TOKYO CORRESPONDANT
Le plus populaire ex-premier ministre japonais des deux dernières décennies quitte définitivement la scène politique. Il ne se représentera pas aux prochaines - et imminentes - élections législatives. Un départ qui marque, pour la vie politique japonaise, la fin d’une époque : celle de la vague réformiste.

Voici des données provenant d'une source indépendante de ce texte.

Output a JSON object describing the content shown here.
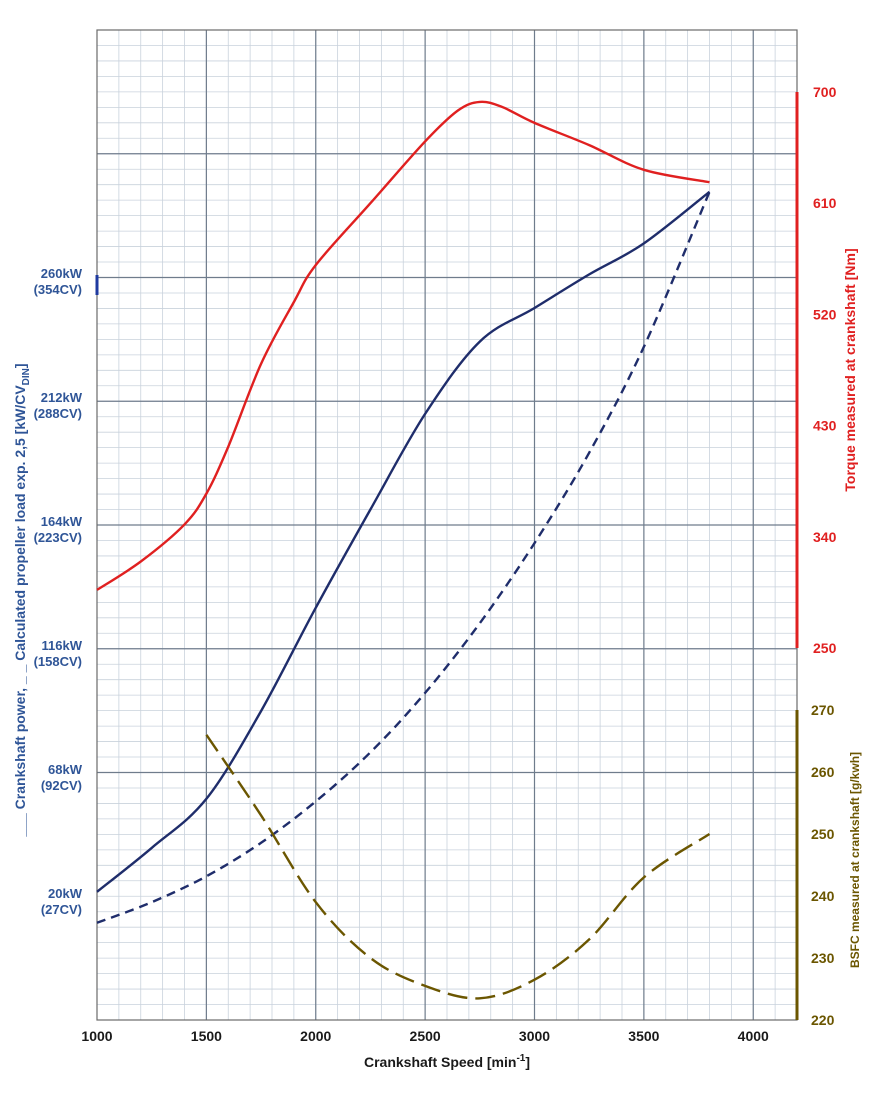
{
  "chart_data": {
    "type": "line",
    "xlabel": "Crankshaft Speed [min-1]",
    "xlabel_main": "Crankshaft Speed [min",
    "xlabel_sup": "-1",
    "xlabel_end": "]",
    "xlim": [
      1000,
      4200
    ],
    "x_ticks": [
      1000,
      1500,
      2000,
      2500,
      3000,
      3500,
      4000
    ],
    "grid": true,
    "left_axis": {
      "label": "___ Crankshaft power, _ _ Calculated propeller load exp. 2,5 [kW/CV DIN]",
      "label_main": "___ Crankshaft power, _ _ Calculated propeller load exp. 2,5  [kW/CV",
      "label_sub": "DIN",
      "label_end": "]",
      "ticks": [
        {
          "value": 20,
          "kw": "20kW",
          "cv": "(27CV)"
        },
        {
          "value": 68,
          "kw": "68kW",
          "cv": "(92CV)"
        },
        {
          "value": 116,
          "kw": "116kW",
          "cv": "(158CV)"
        },
        {
          "value": 164,
          "kw": "164kW",
          "cv": "(223CV)"
        },
        {
          "value": 212,
          "kw": "212kW",
          "cv": "(288CV)"
        },
        {
          "value": 260,
          "kw": "260kW",
          "cv": "(354CV)"
        }
      ],
      "color": "#2f5597"
    },
    "torque_axis": {
      "label": "Torque measured at crankshaft [Nm]",
      "ticks": [
        250,
        340,
        430,
        520,
        610,
        700
      ],
      "ylim": [
        250,
        700
      ],
      "color": "#e02020"
    },
    "bsfc_axis": {
      "label": "BSFC measured  at crankshaft [g/kwh]",
      "ticks": [
        220,
        230,
        240,
        250,
        260,
        270
      ],
      "ylim": [
        220,
        270
      ],
      "color": "#6b5600"
    },
    "series": [
      {
        "axis": "power",
        "style": "solid",
        "color": "#1f2d6b",
        "x": [
          1000,
          1250,
          1500,
          1750,
          2000,
          2250,
          2500,
          2750,
          3000,
          3250,
          3500,
          3800
        ],
        "y": [
          22,
          39,
          58,
          92,
          132,
          170,
          207,
          235,
          248,
          261,
          273,
          293
        ]
      },
      {
        "axis": "power",
        "style": "dash",
        "color": "#1f2d6b",
        "x": [
          1000,
          1250,
          1500,
          1750,
          2000,
          2250,
          2500,
          2750,
          3000,
          3250,
          3500,
          3800
        ],
        "y": [
          10,
          18,
          28,
          41,
          57,
          76,
          99,
          126,
          157,
          192,
          233,
          293
        ]
      },
      {
        "axis": "torque",
        "style": "solid",
        "color": "#e02020",
        "x": [
          1000,
          1200,
          1400,
          1500,
          1600,
          1750,
          1900,
          2000,
          2250,
          2500,
          2650,
          2750,
          2850,
          3000,
          3250,
          3500,
          3800
        ],
        "y": [
          297,
          320,
          350,
          375,
          413,
          480,
          530,
          560,
          610,
          660,
          685,
          692,
          688,
          675,
          657,
          637,
          627
        ]
      },
      {
        "axis": "bsfc",
        "style": "longdash",
        "color": "#6b5600",
        "x": [
          1500,
          1750,
          2000,
          2250,
          2500,
          2750,
          3000,
          3250,
          3500,
          3800
        ],
        "y": [
          266,
          253,
          239,
          230,
          225.5,
          223.5,
          226.5,
          233,
          243,
          250
        ]
      }
    ]
  }
}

Porté aux nues par la presse néolibérale anglo-saxonne comme « l’homme qui a changé le Japon », Junichiro Koizumi (66 ans) se retire au moment où sa politique, qui a aggravé les disparités sociales et régionales, est critiquée au sein de son propre parti (libéral démocrate, PLD) et est remise en cause par le nouveau premier ministre, Taro Aso. Selon Yoshiro Mori, cacique du PLD, « les démérites du mandat de M. Koizumi l’emportent sur les mérites ». « Sa politique a affaibli les faibles et balayé le sentiment de sécurité dans l’opinion », estime Akira Shinoda, maire (indépendant) de Niigata, grand port sur la mer du Japon, recevant un groupe de journalistes étrangers dont celui du Monde. Sur fond de crise financière, le credo du capitalisme sans entrave, perçu au Japon avec réserve, n’a guère bonne presse.

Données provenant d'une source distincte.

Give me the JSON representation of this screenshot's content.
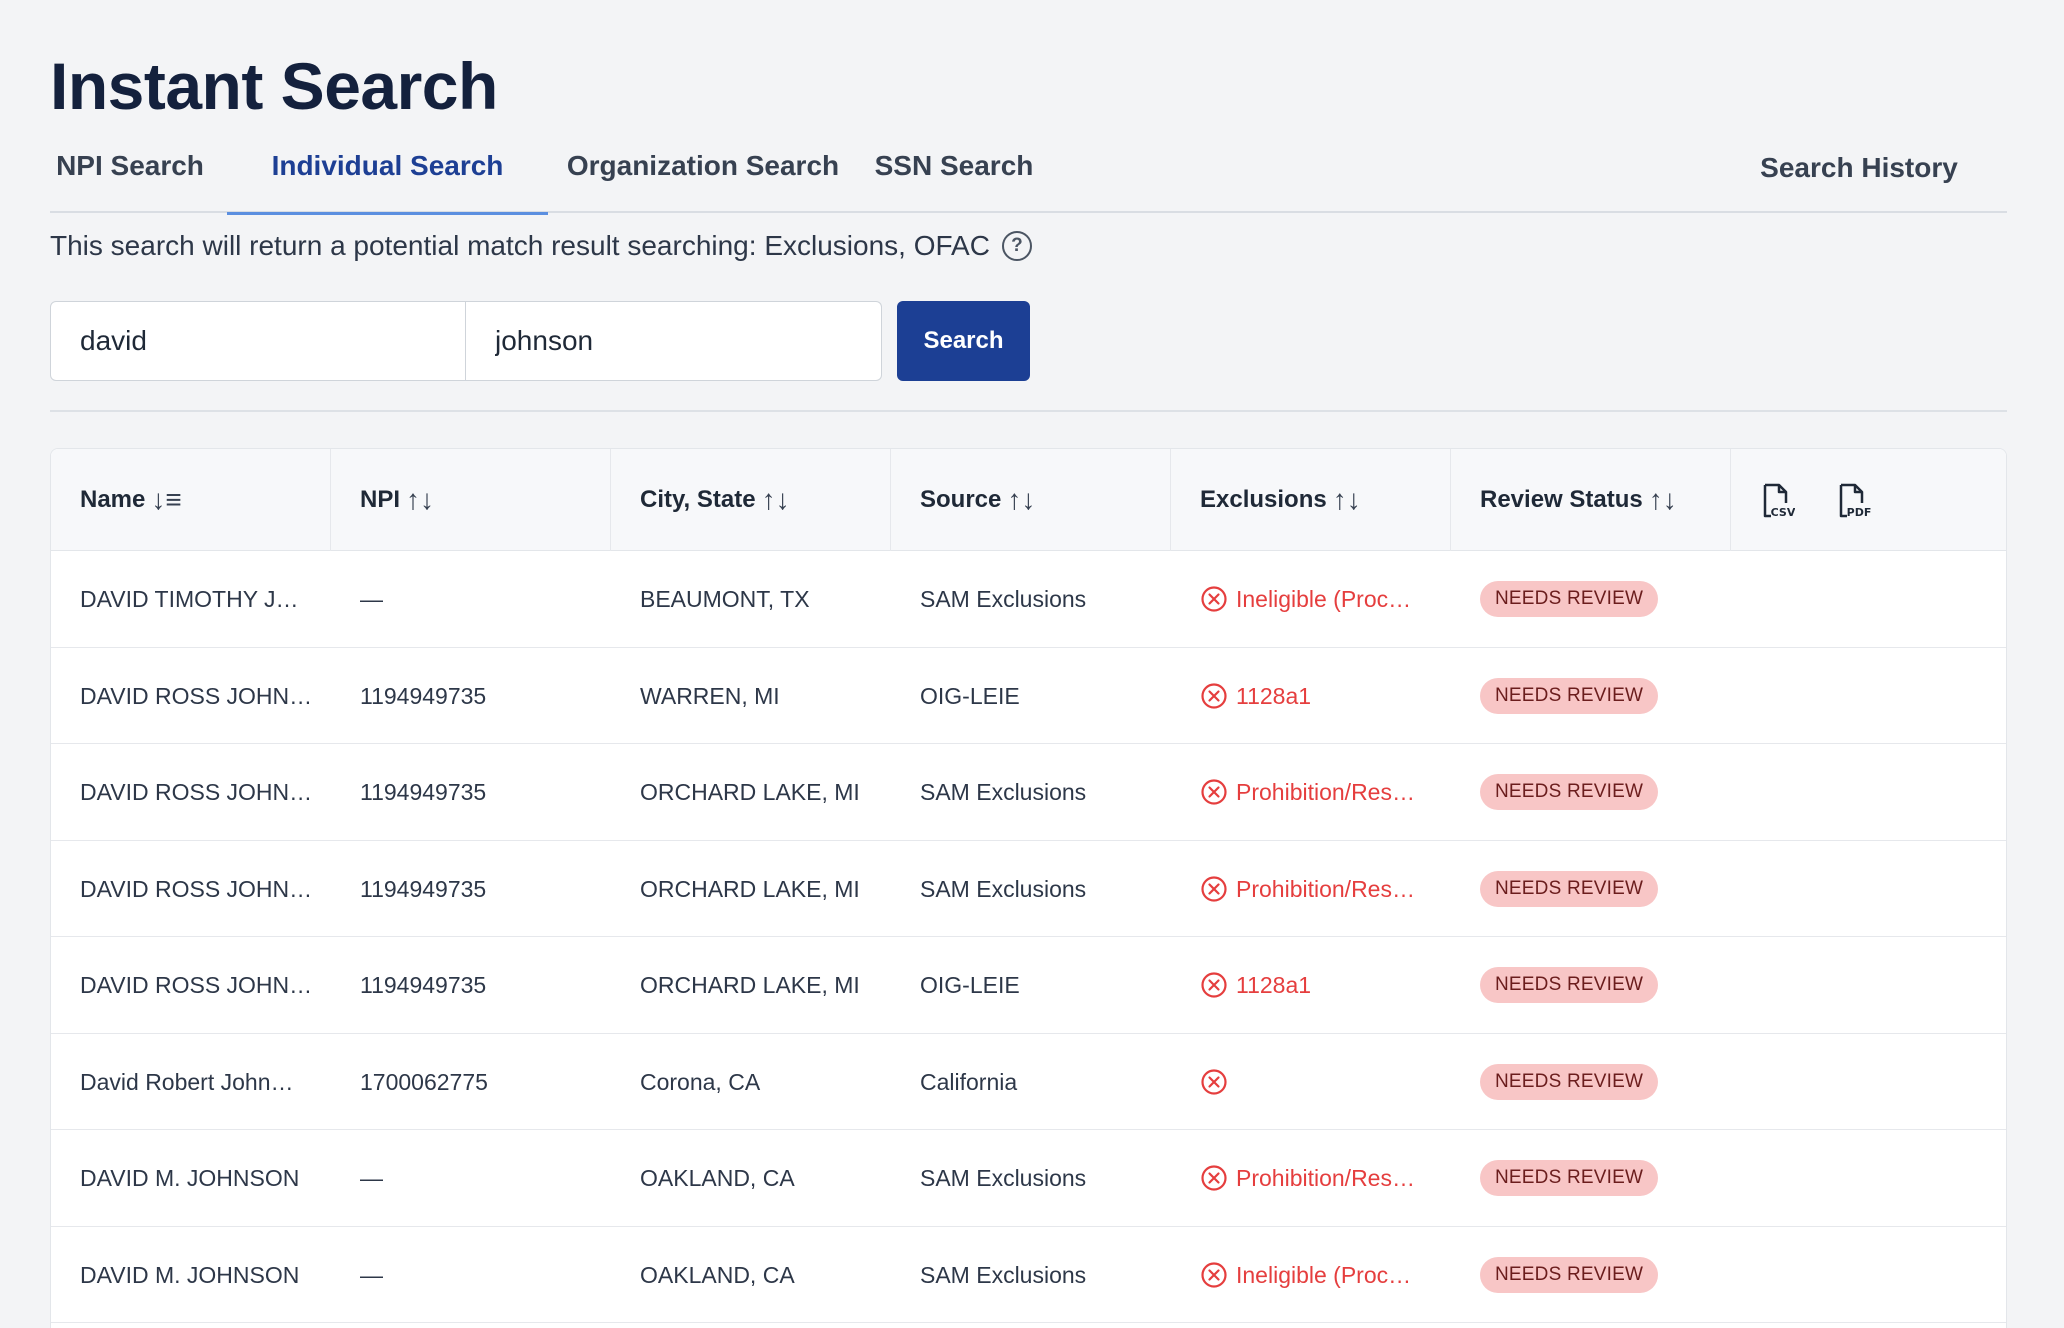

Populiste, affectionnant les formules à l’emporte-pièce, le fringant Koizumi, qui accéda au pouvoir en 2001, secoua l’opinion abattue par le marasme économique et financier de l’époque. Télégénique avec un côté jazzy et sa crinière permanentée, il enraya le naufrage du PLD en lui permettant de reconquérir une majorité des deux tiers à la Chambre basse. Le rideau était tombé en 2006 sur ce que la presse nippone avait baptisé le « théâtre Koizumi » : un style politique visant à constamment électrifier l’opinion.

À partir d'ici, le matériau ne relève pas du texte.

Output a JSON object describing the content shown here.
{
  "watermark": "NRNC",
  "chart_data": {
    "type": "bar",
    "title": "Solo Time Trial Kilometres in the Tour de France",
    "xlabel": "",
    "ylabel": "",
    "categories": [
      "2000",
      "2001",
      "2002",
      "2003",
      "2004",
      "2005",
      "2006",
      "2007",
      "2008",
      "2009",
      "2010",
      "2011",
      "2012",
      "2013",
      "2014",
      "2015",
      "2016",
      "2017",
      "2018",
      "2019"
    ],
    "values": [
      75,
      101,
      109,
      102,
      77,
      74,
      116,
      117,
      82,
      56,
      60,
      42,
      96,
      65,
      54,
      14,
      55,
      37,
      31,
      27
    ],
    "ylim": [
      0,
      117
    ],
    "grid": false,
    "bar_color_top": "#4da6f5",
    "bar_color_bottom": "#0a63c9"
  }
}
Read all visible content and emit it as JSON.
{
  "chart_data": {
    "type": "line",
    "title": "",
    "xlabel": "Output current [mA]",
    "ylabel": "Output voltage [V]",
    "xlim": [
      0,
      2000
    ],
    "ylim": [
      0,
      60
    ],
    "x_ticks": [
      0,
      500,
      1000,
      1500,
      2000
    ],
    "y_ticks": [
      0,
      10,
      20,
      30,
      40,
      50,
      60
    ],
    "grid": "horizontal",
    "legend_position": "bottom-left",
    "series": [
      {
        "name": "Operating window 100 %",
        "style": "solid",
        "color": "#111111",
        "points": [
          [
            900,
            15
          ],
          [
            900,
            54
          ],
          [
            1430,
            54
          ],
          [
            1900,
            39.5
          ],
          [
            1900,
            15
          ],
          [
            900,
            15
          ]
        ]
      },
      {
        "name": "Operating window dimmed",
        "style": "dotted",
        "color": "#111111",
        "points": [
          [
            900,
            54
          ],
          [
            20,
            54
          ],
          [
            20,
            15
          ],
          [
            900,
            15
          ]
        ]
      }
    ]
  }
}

PROAMÉRICANISME SANS FAILLE
D’un proaméricanisme sans faille, M. Koizumi a engagé le Japon dans la guerre en Irak et en Afghanistan et, par ses visites intempestives au sanctuaire Yasukuni, où sont honorés, parmi les morts pour la patrie, des criminels de guerre, il a envenimé les relations avec la Chine et la Corée.
Son retrait de la scène rend orphelins les « Koizumi children » : une quarantaine de jeunes parlementaires propulsés à l’attaque des caciques du PLD. Désormais sans mentor, ils devront se trouver un grand arbre à l’ombre duquel s’abriter. Yuriko Koike, candidate au poste de premier ministre, en a déjà fait l’expérience : soutenue par M. Koizumi, elle n’a reçu aucun soutien des délégués régionaux du PLD.
Le réformiste Koizumi, qui avait promis de casser le « vieux PLD » et ses réseaux d’intérêts, n’en dédaigne pas les pratiques : il entend passer le flambeau - le fief électoral familial depuis trois générations - à son fils de 27 ans.